Revisiting my Probability Theory book, I found an exercise in the chapter concerning the zero-one-law of Kolmogorov where it says
One proves the following: Let $(X_n)_{n \in \mathbb{N}}$ independent random variables with $\mathbf{P}(X_n = -1)= \mathbf{P}(X_n = 1) = \frac{1}{2}$, let $S_n = X_1 + … + X_n , n \in \mathbb{N}$. Then $\lim\sup _{n \to \infty} S_n = \infty$ a.s.

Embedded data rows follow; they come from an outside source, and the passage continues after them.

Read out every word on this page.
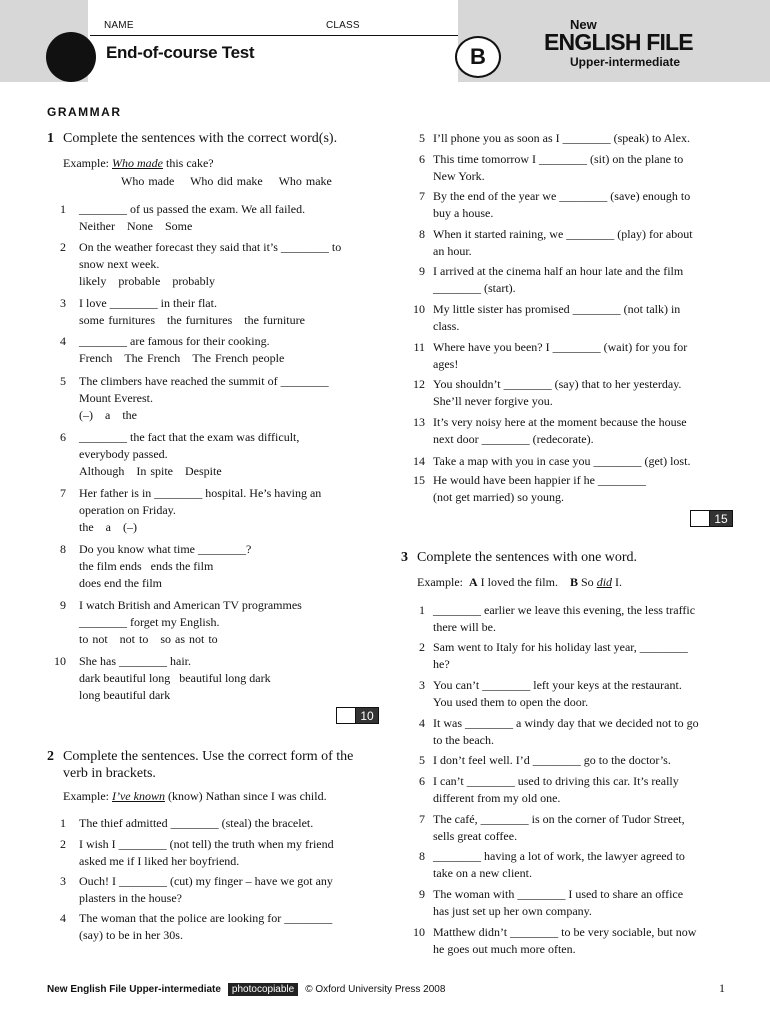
NAME	CLASS
End-of-course Test	B
New
ENGLISH FILE
Upper-intermediate
GRAMMAR
1 Complete the sentences with the correct word(s).
Example: Who made this cake?
Who made Who did make Who make
1 ________ of us passed the exam. We all failed.
Neither None Some
2 On the weather forecast they said that it’s ________ to
snow next week.
likely probable probably
3 I love ________ in their flat.
some furnitures the furnitures the furniture
4 ________ are famous for their cooking.
French The French The French people
5 The climbers have reached the summit of ________
Mount Everest.
(–) a the
6 ________ the fact that the exam was difficult,
everybody passed.
Although In spite Despite
7 Her father is in ________ hospital. He’s having an
operation on Friday.
the a (–)
8 Do you know what time ________?
the film ends   ends the film
does end the film
9 I watch British and American TV programmes
________ forget my English.
to not not to so as not to
10 She has ________ hair.
dark beautiful long   beautiful long dark
long beautiful dark
10
2 Complete the sentences. Use the correct form of the
verb in brackets.
Example: I’ve known (know) Nathan since I was child.
1 The thief admitted ________ (steal) the bracelet.
2 I wish I ________ (not tell) the truth when my friend
asked me if I liked her boyfriend.
3 Ouch! I ________ (cut) my finger – have we got any
plasters in the house?
4 The woman that the police are looking for ________
(say) to be in her 30s.
5 I’ll phone you as soon as I ________ (speak) to Alex.
6 This time tomorrow I ________ (sit) on the plane to
New York.
7 By the end of the year we ________ (save) enough to
buy a house.
8 When it started raining, we ________ (play) for about
an hour.
9 I arrived at the cinema half an hour late and the film
________ (start).
10 My little sister has promised ________ (not talk) in
class.
11 Where have you been? I ________ (wait) for you for
ages!
12 You shouldn’t ________ (say) that to her yesterday.
She’ll never forgive you.
13 It’s very noisy here at the moment because the house
next door ________ (redecorate).
14 Take a map with you in case you ________ (get) lost.
15 He would have been happier if he ________
(not get married) so young.
15
3 Complete the sentences with one word.
Example: A I loved the film. B So did I.
1 ________ earlier we leave this evening, the less traffic
there will be.
2 Sam went to Italy for his holiday last year, ________
he?
3 You can’t ________ left your keys at the restaurant.
You used them to open the door.
4 It was ________ a windy day that we decided not to go
to the beach.
5 I don’t feel well. I’d ________ go to the doctor’s.
6 I can’t ________ used to driving this car. It’s really
different from my old one.
7 The café, ________ is on the corner of Tudor Street,
sells great coffee.
8 ________ having a lot of work, the lawyer agreed to
take on a new client.
9 The woman with ________ I used to share an office
has just set up her own company.
10 Matthew didn’t ________ to be very sociable, but now
he goes out much more often.
New English File Upper-intermediate	photocopiable	© Oxford University Press 2008	1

Why can this be true and – more specifically – why is $\lim\sup _{n \to \infty} S_n = \infty$ almost sure when the individual random variables have equal chance of cancelling out each other?
Best Answer
First, there is no contradiction with the fact that "the random variables have equal chance of cancelling out each other". You don't have that $S_n$ almost surely goes to infinity, but only that its limsup is infinite. This just means that you reach arbitrarily large elements of $\mathbb{N}$. By the way, the same argument will show that $\liminf S_n=-\infty$, so again, there is no contradiction.
Now, first, you show that $P(\limsup S_n=+\infty)$ is 0 or 1. Indeed, the event $\limsup S_n=+\infty$ is the same as the event $\limsup (S_n-S_k)=+\infty$. But $S_n-S_k=X_{k+1}+...+X_{n}$, so this event is measurable with respect to $\mathcal{F}_{k+1}=\sigma (X_{k+1},X_{k+2},...)$. This is true for all $k$, so by independence and by the 0-1 law, you have the conclusion.
Observe then that since the random variables are symmetric, the two events $\limsup S_n=+\infty$ and $\liminf S_n=-\infty$ have the same probability (which is 0 or 1). To conclude, you just need to prove that the random walk is almost surely not bounded. This will mean that $P(\limsup S_n=+\infty \cup \liminf S_n=-\infty)=1$ and will thus give you the result you want.